Scripts and output related to combinatorial complementation screening.

  • Input

    • Sample information for analysis
    • Image data from S&P imager (Available upon request to the corresponding author)
    • Numeric values extracted from the Image data (available here)
  • Scripts

    • 01_QuantifyAreaFromPlatePicture.ipynb
      Script to extract colony area from each image.

    • 02_AUC_computation.ipynb
      Script to compute Area Under the Curve from colony area information.

    • 03_parse_auc_data_2_scores_20230828.ipynb
      Script to compute complementation scores, using AUC values in selectio nand non-selection conditions.

    • 04_plot_heatmap.ipynb
      Script to plot heatmap from the complementation scores.

  • Output
    Files generated from the scripts. Plots were used to prepare Figure 2C and Figure 2D of the paper.

05_DHFR-PCA_assay

Scripts and output related to the DHFR-PCA screening.

  • Input

    • Sample information for analysis
    • Image data from S&P imager (Available upon request to the corresponding author)
    • Numeric values extracted from the Image data (2022-12-09_MTX_Sel2_AUC_data_Cterm.csv)
  • Scripts

    • 01_robotpics_analysis.ipynb
      Script to extract colony area from each image.

    • 02_AUC_computation.ipynb
      Script to compute PPI scores, using AUC values.

    • 03_parse_screening_data.ipynb
      Script to parse screening information and PPI data.

    • 04_Analysis.ipynb
      Script to analyze PPI data and output stats.

  • Output
    Plots and intermediate files generated from the scripts. Plots were used to make Figure 3C and 3D of the paper.
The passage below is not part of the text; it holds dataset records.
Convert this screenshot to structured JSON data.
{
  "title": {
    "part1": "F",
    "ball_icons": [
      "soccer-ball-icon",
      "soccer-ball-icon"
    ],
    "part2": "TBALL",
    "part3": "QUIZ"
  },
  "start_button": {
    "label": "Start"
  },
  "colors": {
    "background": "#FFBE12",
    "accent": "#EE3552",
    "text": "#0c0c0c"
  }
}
06_GO_enrichment_analysis_of_PPI_partners

  • Input
    PPI score data (HRR25_orthologs_PPI_screening_parsed_2023-02-17DEY.csv) from 05_DHFR-PCA_assay.

  • Scripts

    • 01_data_proccessing.ipynb
      Script to proccess PPI data and meta data for GO enrichment analysis.
    • 02_GO_Analysis.ipynb
      Script to perform GO enrichment analysis on PPI partners.
  • Output
    Plots and files generated from the scripts. The folder GO_results contians csv files for GO enrichment analysis results for each ortholog's PPI partner, which is combined to one file as seen in GO_aggregated_results.csv. Figures were used to make Figure 3B of the paper.

07_SH3_domain_motif_analysis

  • Input

    • PPI score data (HRR25_orthologs_PPI_screening_parsed_2023-02-17DEY.csv) from 05_DHFR-PCA_assay.
    • pwm_dir (folder containing SH3 posision weight matrix from this paper
    • Protein fasta files of HRR25 orthologs and the yeast proteome for motif search.
    • ID conversion file for SH3 proteins (yeast_sh3_accession_to_GN.txt).
  • Scripts

    • 01_motif_search.ipynb
      Script to evaluate SH3 binding motifs in HRR25 orthologs.
    • 02_plot_PPIandSH3Motif.ipynb
      Script to visualize the results.
  • Output
    Plots and files generated from the scripts. The folder contians a csv file (SH3_PWM_scan_HRR25Orthologs_MSS.csv) with all values from the PWM matches. Plots are as shown in Figure 3D of the paper.